Using Large Language Models to Map Grammar in the Brain
Post by Anastasia Sares
The takeaway
This study shows that grammatical features are encoded by individual neurons in the brain, distinct from other characteristics of the speech signal. Grammar-sensitive neurons are distributed throughout the left hemisphere in a way that is hard to detect when averaging regional activity.
What's the science?
Since the time of Broca, scientists have developed more and more detailed maps of the language-processing areas of the human brain. They have used a variety of brain imaging techniques, including functional magnetic resonance imaging (fMRI), electroencephalography (EEG), and others. All of these techniques have been helpful, but still lack the precise detail of single-neuron recording that is done routinely in animals. The only time that electrodes are implanted in human brains is when they are already undergoing an operation, such as for epilepsy. During those times when the brain is exposed, researchers can gather precious single-neuron data.
One challenge about studying human language processing is the complexity of language itself. In everyday conversation, we are free to put together words in a myriad of forms and sentence structures. Most of the time, studies of language involve presenting pre-designed words, phrases, or sentences that have a feature we are interested in (for example, sentences with different relationships between the subject and the object). However, this eliminates the natural spontaneity of language production, and so we can’t be sure if the brain activity we observe is reflecting what our brains do daily.

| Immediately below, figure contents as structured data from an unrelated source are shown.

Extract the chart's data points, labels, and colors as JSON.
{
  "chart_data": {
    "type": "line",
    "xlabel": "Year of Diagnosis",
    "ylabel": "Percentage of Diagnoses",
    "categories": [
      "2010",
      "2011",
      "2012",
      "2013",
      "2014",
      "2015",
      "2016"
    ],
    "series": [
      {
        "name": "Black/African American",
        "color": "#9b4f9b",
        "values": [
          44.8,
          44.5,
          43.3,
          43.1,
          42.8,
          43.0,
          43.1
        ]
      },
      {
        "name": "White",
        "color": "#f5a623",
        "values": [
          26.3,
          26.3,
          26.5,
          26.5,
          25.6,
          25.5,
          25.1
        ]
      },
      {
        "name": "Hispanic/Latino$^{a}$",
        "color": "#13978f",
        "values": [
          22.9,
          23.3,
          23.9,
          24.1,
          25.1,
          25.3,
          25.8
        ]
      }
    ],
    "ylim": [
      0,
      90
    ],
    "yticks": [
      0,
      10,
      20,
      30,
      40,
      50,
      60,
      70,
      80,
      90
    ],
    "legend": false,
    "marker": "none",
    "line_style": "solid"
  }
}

Fortunately, the technology behind large language models (some of which are now commonly referred to as “AI,” though not all of them are on the same scale) has given us the ability to represent natural language production in a way that computers can digest, and we can identify interesting features without having to design awkward stimuli. This week in Nature, Cai and colleagues combined natural language processing and recordings from electrodes implanted in the brains of epilepsy patients to map human language production, including grammatical features.
How did they do it?
The authors had access to eight people who were undergoing surgery for epilepsy. At the time of their operations, the patients consented to have an array of electrodes temporarily implanted in their brains so that the researchers could gather data about the firing of individual neurons. Depending on the patient, these electrode arrays were located in different spots in the brain, so the researchers had a variety of brain regions represented.

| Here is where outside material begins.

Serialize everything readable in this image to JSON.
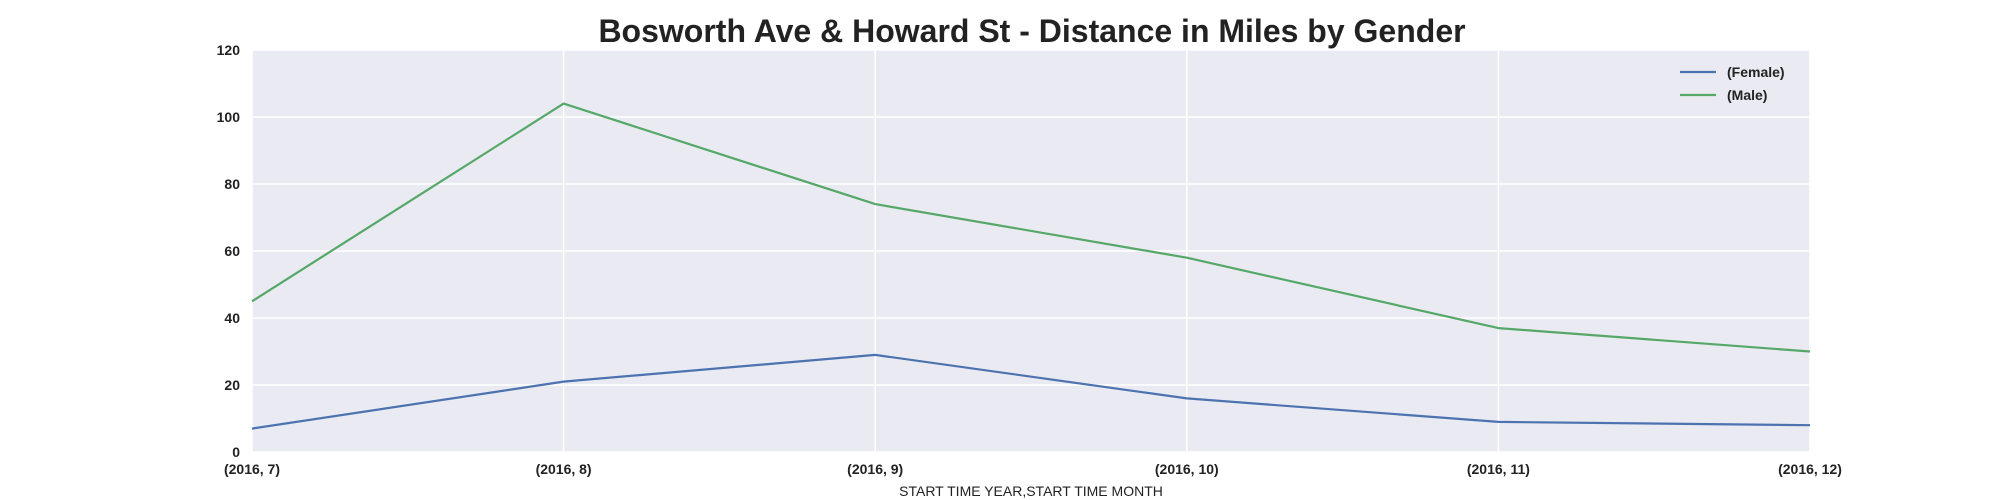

After implantation, the researchers recorded brain activity through the electrodes while asking the participant questions and allowing them to respond freely. They recorded these conversations and applied natural language processing algorithms to classify each sample of speech. In addition to representing the individual words, this approach extracts both grammatical relationships and the hierarchical structure of phrases (see image below). By labeling these features, the authors could then look at which parts of the brain were selectively responding to parts of speech, hierarchical features, or specific conversation contexts.
What did they find?
About 9% of neurons responded specifically to a word’s part of speech (noun, adjective, verb, etc). About 16% of neurons responded to constituency depth (how deep the word was in the nested hierarchy of the sentence), and so on. These neurons had very little overlap with each other, or with neurons that tracked other features of the speech (like the meaning of the word itself, or whether the pitch of the spoken word was high or low). Interestingly, these neurons that responded to different grammatical features were scattered throughout various brain regions, which may explain why it has been hard to pinpoint grammatical processing in the brain by summing up large amounts of activity. In addition, these grammar-selective neurons appeared in both hemispheres of the brain, but the most strongly predictive ones were in the left hemisphere, which lines up with decades of research confirming that language is processed on the left side of the brain (for most people).
What's the impact?
The results of this study inform debates about how the brain processes language. First, it supports the idea that certain high-level features of language can be coded by single neurons, rather than being only a result of multiple neurons firing in a pattern. These results also suggest that the popular but simplistic “modular” approach, where “region X is responsible for function Y,” doesn’t really work here: grammar-sensitive neurons are scattered throughout the left hemisphere.